I am a child of hip hop! I grew up on Sugar Hill Gang, Grandmaster Flash and the Furious Five, Run DMC, Curtis Blow, Jazzy Jeff and Fresh Prince--man all the kids who paved the way for artists to express themselves lyrically through the genre of rap. I remember putting pen to paper cause I wanted to be fresh like MC Lyte and Queen Latifah and Moni Love--cause those sisters could spit a rhyme and make you feel empowered, strong and sexy all in the same verse!
Hip hop used to mean something. It celebrated African heritage and honored black culture in America. We wore the leather African medallions around our necks and A Tribe Called Quest taught us about what it meant to be part of the talented 10th. They quoted authors in their lyrics like W.E.B. DuBois and George Washington Carver. They weren't afraid to be black and proud--and once we saw it was alright to do that--neither were we.
It wasn't cool to be dumb in hip hop! You had to know something, about your history and about your past--and artists like KRS 1 and Chuck D. told us where they were going in the future!
Hip hop was inspiring and created a culture of awareness for a generation of kids longing for something to listen to other than their momma's Teddy Pendergrast albums and Betty Wright 8-Tracks. But hip hop didn't stray too far away from blues and the sounds of R&B, cats like EPMD sampled Roger Troutman and Zapp along with borrowing a little funk from James Brown!
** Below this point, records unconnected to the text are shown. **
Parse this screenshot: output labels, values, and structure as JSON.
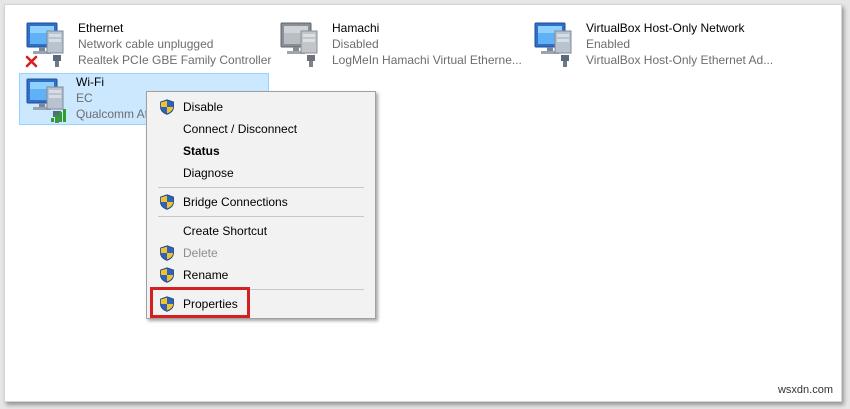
{
  "adapters": [
    {
      "name": "Ethernet",
      "status": "Network cable unplugged",
      "device": "Realtek PCIe GBE Family Controller"
    },
    {
      "name": "Hamachi",
      "status": "Disabled",
      "device": "LogMeIn Hamachi Virtual Etherne..."
    },
    {
      "name": "VirtualBox Host-Only Network",
      "status": "Enabled",
      "device": "VirtualBox Host-Only Ethernet Ad..."
    },
    {
      "name": "Wi-Fi",
      "status": "EC",
      "device": "Qualcomm At"
    }
  ],
  "menu": {
    "items": [
      {
        "label": "Disable"
      },
      {
        "label": "Connect / Disconnect"
      },
      {
        "label": "Status"
      },
      {
        "label": "Diagnose"
      },
      {
        "label": "Bridge Connections"
      },
      {
        "label": "Create Shortcut"
      },
      {
        "label": "Delete"
      },
      {
        "label": "Rename"
      },
      {
        "label": "Properties"
      }
    ]
  },
  "watermark": "wsxdn.com",
  "colors": {
    "selection": "#cce8ff",
    "highlight_box": "#d42020",
    "shield_blue": "#2d63b8",
    "shield_yellow": "#f2c12e"
  },
  "icons": [
    "network-adapter-icon",
    "disconnected-x-icon",
    "signal-bars-icon",
    "uac-shield-icon"
  ]
}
Even when the genre went gangster, Dr. Dre still paid homage to George Clinton and the P Funk Allstars!
Hip hop said something, hip hop meant something, hip hop was something....
But I believe in my heart that the progressive culture of the movement of hip hop is dead. Lil' Wayne and T Payne killed it last night on the BET Awards show. Perhaps my beloved hip hop had been on life support all this time, and I was just too busy growing up and raising my family to see it.
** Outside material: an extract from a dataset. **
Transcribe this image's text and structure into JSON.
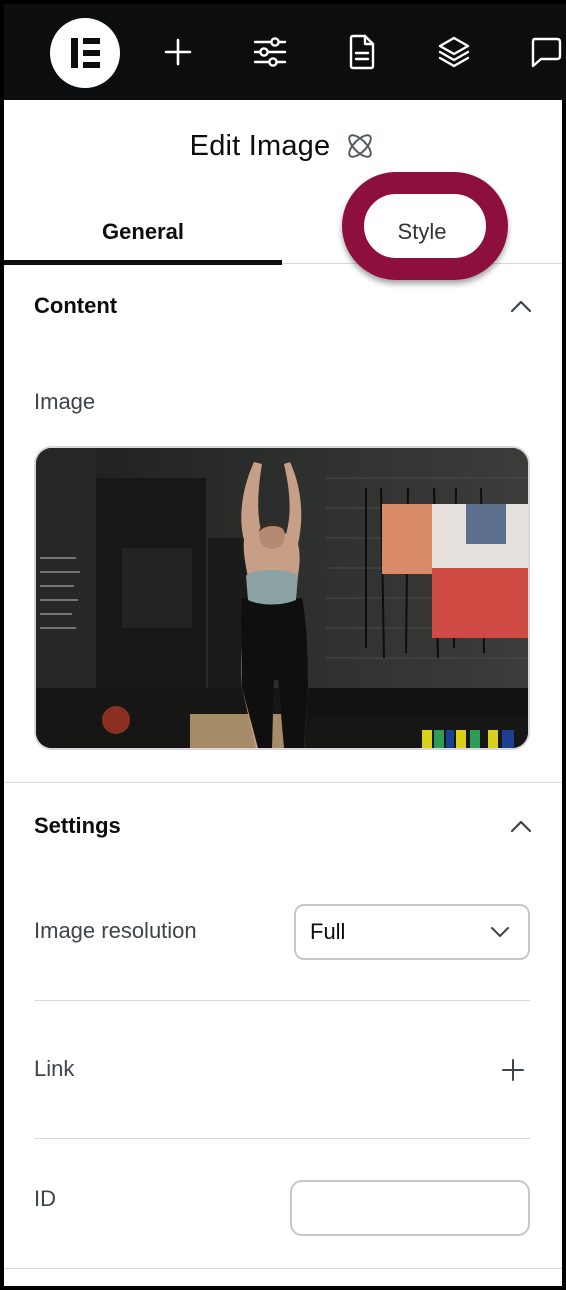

I watched last night in horror at what was Lil' Wayne's performance on the awards program. He rapped verse after verse about absolutely nothing. What was he talking about? How much money he had, how many women he slept with, how many cars he drives--and he did it all in a white t-shirt and pants that were so big, he had to hold them up with one hand. And to top it off, I really couldn't understand what the hell he was saying the whole time. I tried putting the closed captioning up, hoping that someone would translate his lyrics for me--but all I got at the bottom of the screen was "????????????????????????????????????????"--even the damn captioner whose job it is to transcribe television language for deaf folks couldn't understand what the hell he was saying.
And the crowd went wild--folks were standing up and clapping and dancing! FOR WHAT? He looked like he had just got out of jail, like he hadn't brushed his teeth, was high and hadn't bathed in 90 days! And he closed out the show. He was the headliner! I was astonished to find out Lil' Wayne sold 1 million albums in one week! What the hell?????
Just before Lil' Wayne came out rapping about nothing--Jermaine Dupree came out and spit a verse during a performance with Nelly. Here he is, Jermaine Dupree, the founder of SoSo Def records and the pioneer of Atlanta's own version of hip hop music--a man who is 40+ years old--he is singing about his tennis shoes and how nobody better not step on his tennis shoes--and how he got the fliest tennis shoes that ain't even out in the stores yet! WHAT THE HELL? At 40 years old, he ain't got nothing better to talk about than some damn tennis shoes! And the crowd went WILD after his performance!
I was mortified. What happened to my beloved hip hop? The language and the culture that told me I could be anything I wanted to be? The lyrics that told me to fight the powers that be? Now, I'm concerned with tennis shoes and how many cars SOMEBODY else has! Artists are fighting over who is the fliest and which performer is banging the latest R&B starlet instead of speaking to the movement of Barack Obama or the travesty of Don Imus!
The music that once put black women on a pedastal and called us "queens" now displays us in videos wearing bikinis and calls us bitches and hoes! The best selling book by a black woman last year wasn't written by Sister Solja, it was penned by Kareen Stephans and talked about the glamorous life of being a video hoe!
Nobody is using the vehicle of hip hop to speak to the people anymore and empower a generation of teenagers to do more than just sit up and watch videos and play Wii! It's all about "look at me" "look what I got" "I'm better than you".
I watched the BET Awards and shook my head "no", except nobody was in the room asking me any questions. Shawn damn near had tears in his eyes when he declared, "Baby, it's a new day. Hip hop as we know it is dead. Nobody cares about the art anymore. These boys just run out on stage, talk about anything, get a good marketing campaign behind them and people buy into what these advertisers are selling."
"Yeah," I told him, "they are talking fast and saying nothing. While Lil' Wayne is selling a million records a week, a Grammy Award winning forward thinking group like The Roots can't break the gold record category."
RIP Hip Hop, we had a wonderful life together, you are long gone from us now, but I will cherish the memory of Tupac, Jazzy Jeff & Fresh Prince, Ice T, Dr. Dre, KRS 1, BDP, Queen Latifah, Moni Love, Tribe Called Quest, Dig-able Planets, Leaders of the New School, Eric B and Rakim, and all those great pioneers who used the microphone as a weapon to tear down racism and stereotypes--and then used that same microphone to build up a generation of young black teens!